上質のラブロマンスに込められた時代の「終わり」と「始まり」
『ダウントン・アビー』とも重なる時代背景だが、こちらは労働党のマクドナルド政権が誕生したばかりの、1924年3月のたった一日が物語の主軸。戦争の影を受けた上流階級の憂鬱と絶望を象徴するポールと、のちに作家となるメイドのジェーン――旧時代と新時代の運命が交差する。「裸」と「着衣」の対比など、端正なメロドラマの中に政治的・社会的な奥行きが丁寧に編み込まれている。
原作小説には基本忠実ながら、1948年パートにおける哲学者の恋人の人種変更、ヴァージニア・ウルフの付与など、『バハールの涙』のエヴァ・ユッソン監督&『レディ・マクベス』の脚本家アリス・バーチによる批評的なアレンジも全て素晴らしい!
細やかな光と影と官能が重なり合う
1924年、3月の英国。緑に囲まれた邸宅。降り注ぐ光はきらめくが、強くはなく柔らかい。その光が植物にも人々にも降り注ぎ、どこまでも細やかな陰影を生み出す。画面は、それを余すところなく映し出す。

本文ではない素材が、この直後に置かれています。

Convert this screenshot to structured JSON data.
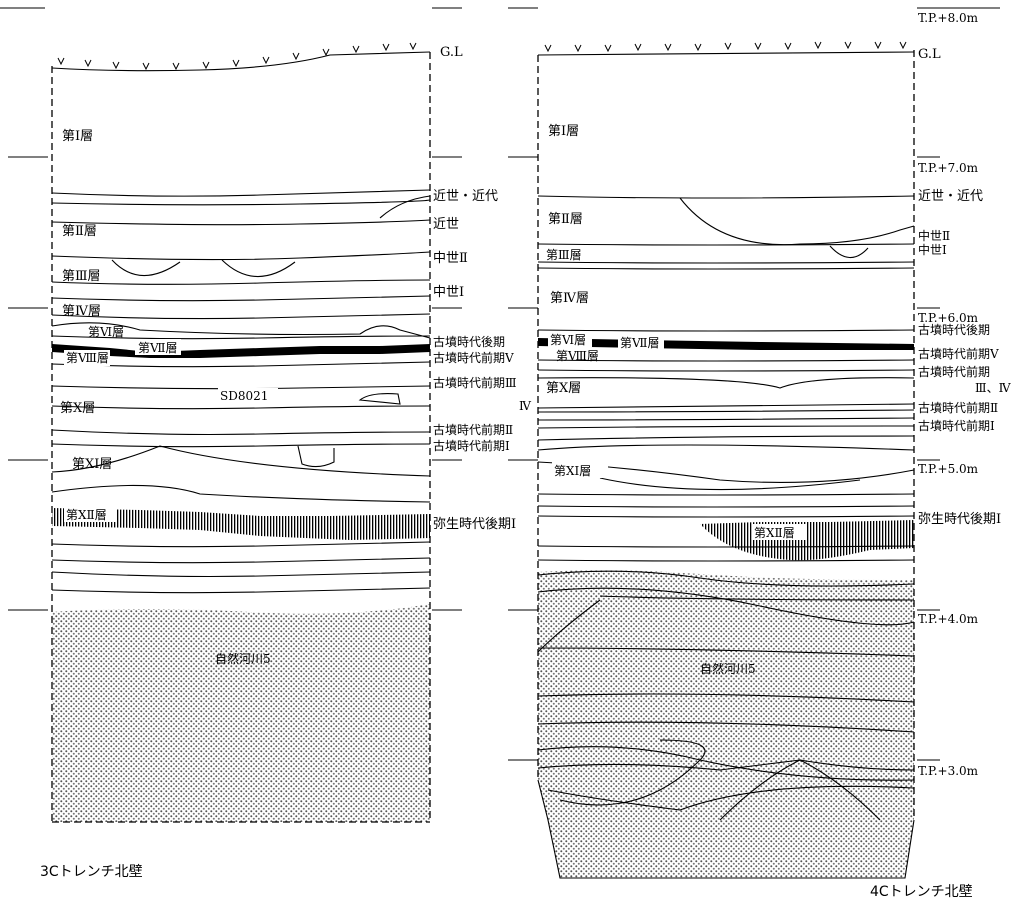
{
  "elevation_marks": {
    "m8": "T.P.+8.0m",
    "m7": "T.P.+7.0m",
    "m6": "T.P.+6.0m",
    "m5": "T.P.+5.0m",
    "m4": "T.P.+4.0m",
    "m3": "T.P.+3.0m"
  },
  "section_3c": {
    "caption": "3Cトレンチ北壁",
    "gl": "G.L",
    "layers": {
      "l1": "第Ⅰ層",
      "l2": "第Ⅱ層",
      "l3": "第Ⅲ層",
      "l4": "第Ⅳ層",
      "l6": "第Ⅵ層",
      "l7": "第Ⅶ層",
      "l8": "第Ⅷ層",
      "l10": "第Ⅹ層",
      "l11": "第ⅩⅠ層",
      "l12": "第ⅩⅡ層"
    },
    "feature": "SD8021",
    "river": "自然河川5",
    "periods": {
      "p1": "近世・近代",
      "p2": "近世",
      "p3": "中世Ⅱ",
      "p4": "中世Ⅰ",
      "p5": "古墳時代後期",
      "p6": "古墳時代前期Ⅴ",
      "p7": "古墳時代前期Ⅲ",
      "p8": "Ⅳ",
      "p9": "古墳時代前期Ⅱ",
      "p10": "古墳時代前期Ⅰ",
      "p11": "弥生時代後期Ⅰ"
    }
  },
  "section_4c": {
    "caption": "4Cトレンチ北壁",
    "gl": "G.L",
    "layers": {
      "l1": "第Ⅰ層",
      "l2": "第Ⅱ層",
      "l3": "第Ⅲ層",
      "l4": "第Ⅳ層",
      "l6": "第Ⅵ層",
      "l7": "第Ⅶ層",
      "l8": "第Ⅷ層",
      "l10": "第Ⅹ層",
      "l11": "第ⅩⅠ層",
      "l12": "第ⅩⅡ層"
    },
    "river": "自然河川5",
    "periods": {
      "p1": "近世・近代",
      "p2": "中世Ⅱ",
      "p3": "中世Ⅰ",
      "p4": "古墳時代後期",
      "p5": "古墳時代前期Ⅴ",
      "p6": "古墳時代前期",
      "p7": "Ⅲ、Ⅳ",
      "p8": "古墳時代前期Ⅱ",
      "p9": "古墳時代前期Ⅰ",
      "p10": "弥生時代後期Ⅰ"
    }
  }
}
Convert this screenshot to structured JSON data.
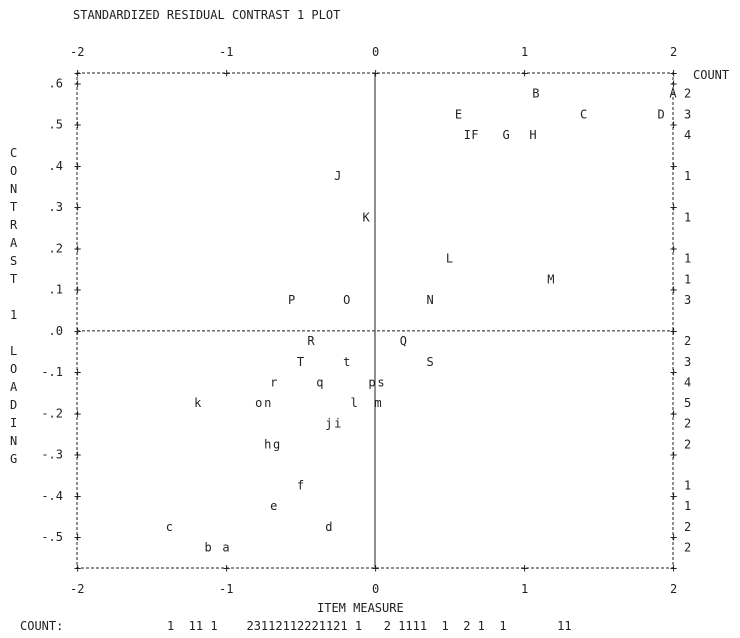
{
  "chart_data": {
    "type": "scatter",
    "title": "STANDARDIZED RESIDUAL CONTRAST 1 PLOT",
    "xlabel": "ITEM MEASURE",
    "ylabel_letters": [
      "C",
      "O",
      "N",
      "T",
      "R",
      "A",
      "S",
      "T",
      "",
      "1",
      "",
      "L",
      "O",
      "A",
      "D",
      "I",
      "N",
      "G"
    ],
    "xlim": [
      -2,
      2
    ],
    "ylim": [
      -0.575,
      0.625
    ],
    "x_ticks": [
      {
        "value": -2,
        "label": "-2"
      },
      {
        "value": -1,
        "label": "-1"
      },
      {
        "value": 0,
        "label": "0"
      },
      {
        "value": 1,
        "label": "1"
      },
      {
        "value": 2,
        "label": "2"
      }
    ],
    "y_ticks": [
      {
        "value": 0.6,
        "label": ".6"
      },
      {
        "value": 0.5,
        "label": ".5"
      },
      {
        "value": 0.4,
        "label": ".4"
      },
      {
        "value": 0.3,
        "label": ".3"
      },
      {
        "value": 0.2,
        "label": ".2"
      },
      {
        "value": 0.1,
        "label": ".1"
      },
      {
        "value": 0.0,
        "label": ".0"
      },
      {
        "value": -0.1,
        "label": "-.1"
      },
      {
        "value": -0.2,
        "label": "-.2"
      },
      {
        "value": -0.3,
        "label": "-.3"
      },
      {
        "value": -0.4,
        "label": "-.4"
      },
      {
        "value": -0.5,
        "label": "-.5"
      }
    ],
    "points": [
      {
        "label": "A",
        "x": 2.0,
        "y": 0.575
      },
      {
        "label": "B",
        "x": 1.08,
        "y": 0.575
      },
      {
        "label": "C",
        "x": 1.4,
        "y": 0.525
      },
      {
        "label": "D",
        "x": 1.92,
        "y": 0.525
      },
      {
        "label": "E",
        "x": 0.56,
        "y": 0.525
      },
      {
        "label": "I",
        "x": 0.62,
        "y": 0.475
      },
      {
        "label": "F",
        "x": 0.67,
        "y": 0.475
      },
      {
        "label": "G",
        "x": 0.88,
        "y": 0.475
      },
      {
        "label": "H",
        "x": 1.06,
        "y": 0.475
      },
      {
        "label": "J",
        "x": -0.25,
        "y": 0.375
      },
      {
        "label": "K",
        "x": -0.06,
        "y": 0.275
      },
      {
        "label": "L",
        "x": 0.5,
        "y": 0.175
      },
      {
        "label": "M",
        "x": 1.18,
        "y": 0.125
      },
      {
        "label": "P",
        "x": -0.56,
        "y": 0.075
      },
      {
        "label": "O",
        "x": -0.19,
        "y": 0.075
      },
      {
        "label": "N",
        "x": 0.37,
        "y": 0.075
      },
      {
        "label": "R",
        "x": -0.43,
        "y": -0.025
      },
      {
        "label": "Q",
        "x": 0.19,
        "y": -0.025
      },
      {
        "label": "T",
        "x": -0.5,
        "y": -0.075
      },
      {
        "label": "t",
        "x": -0.19,
        "y": -0.075
      },
      {
        "label": "S",
        "x": 0.37,
        "y": -0.075
      },
      {
        "label": "r",
        "x": -0.68,
        "y": -0.125
      },
      {
        "label": "q",
        "x": -0.37,
        "y": -0.125
      },
      {
        "label": "p",
        "x": -0.02,
        "y": -0.125
      },
      {
        "label": "s",
        "x": 0.04,
        "y": -0.125
      },
      {
        "label": "k",
        "x": -1.19,
        "y": -0.175
      },
      {
        "label": "o",
        "x": -0.78,
        "y": -0.175
      },
      {
        "label": "n",
        "x": -0.72,
        "y": -0.175
      },
      {
        "label": "l",
        "x": -0.14,
        "y": -0.175
      },
      {
        "label": "m",
        "x": 0.02,
        "y": -0.175
      },
      {
        "label": "j",
        "x": -0.31,
        "y": -0.225
      },
      {
        "label": "i",
        "x": -0.25,
        "y": -0.225
      },
      {
        "label": "h",
        "x": -0.72,
        "y": -0.275
      },
      {
        "label": "g",
        "x": -0.66,
        "y": -0.275
      },
      {
        "label": "f",
        "x": -0.5,
        "y": -0.375
      },
      {
        "label": "e",
        "x": -0.68,
        "y": -0.425
      },
      {
        "label": "c",
        "x": -1.38,
        "y": -0.475
      },
      {
        "label": "d",
        "x": -0.31,
        "y": -0.475
      },
      {
        "label": "b",
        "x": -1.12,
        "y": -0.525
      },
      {
        "label": "a",
        "x": -1.0,
        "y": -0.525
      }
    ],
    "count_label": "COUNT",
    "right_counts": [
      {
        "y": 0.575,
        "text": "2"
      },
      {
        "y": 0.525,
        "text": "3"
      },
      {
        "y": 0.475,
        "text": "4"
      },
      {
        "y": 0.375,
        "text": "1"
      },
      {
        "y": 0.275,
        "text": "1"
      },
      {
        "y": 0.175,
        "text": "1"
      },
      {
        "y": 0.125,
        "text": "1"
      },
      {
        "y": 0.075,
        "text": "3"
      },
      {
        "y": -0.025,
        "text": "2"
      },
      {
        "y": -0.075,
        "text": "3"
      },
      {
        "y": -0.125,
        "text": "4"
      },
      {
        "y": -0.175,
        "text": "5"
      },
      {
        "y": -0.225,
        "text": "2"
      },
      {
        "y": -0.275,
        "text": "2"
      },
      {
        "y": -0.375,
        "text": "1"
      },
      {
        "y": -0.425,
        "text": "1"
      },
      {
        "y": -0.475,
        "text": "2"
      },
      {
        "y": -0.525,
        "text": "2"
      }
    ],
    "bottom_count_label": "COUNT:",
    "bottom_counts": "1  11 1    23112112221121 1   2 1111  1  2 1  1       11"
  }
}
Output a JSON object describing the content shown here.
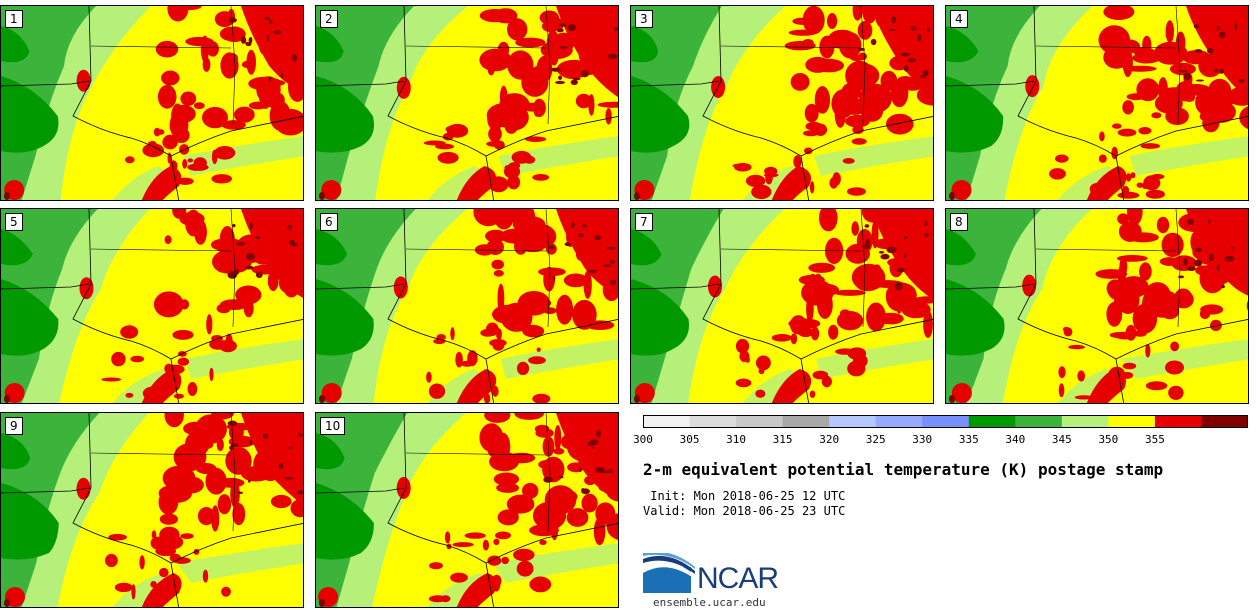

映画は、書くということについての物語でもあり、異邦人には真髄までは読み取り難い英国の階級意識をめぐる物語でもあるが、主人公が感受する官能の物語にもなっていて、そのどれもが同質の繊細さを持ち、それぞれが波が重なるように影響し合う。自転車に乗る主人公が、髪を風が通っていく時に感じ取る身体的快感と、そのときに湧き上がる開放感が、互いを増幅させる場面が何度も繰り返され、その快感が画面から伝わってくる。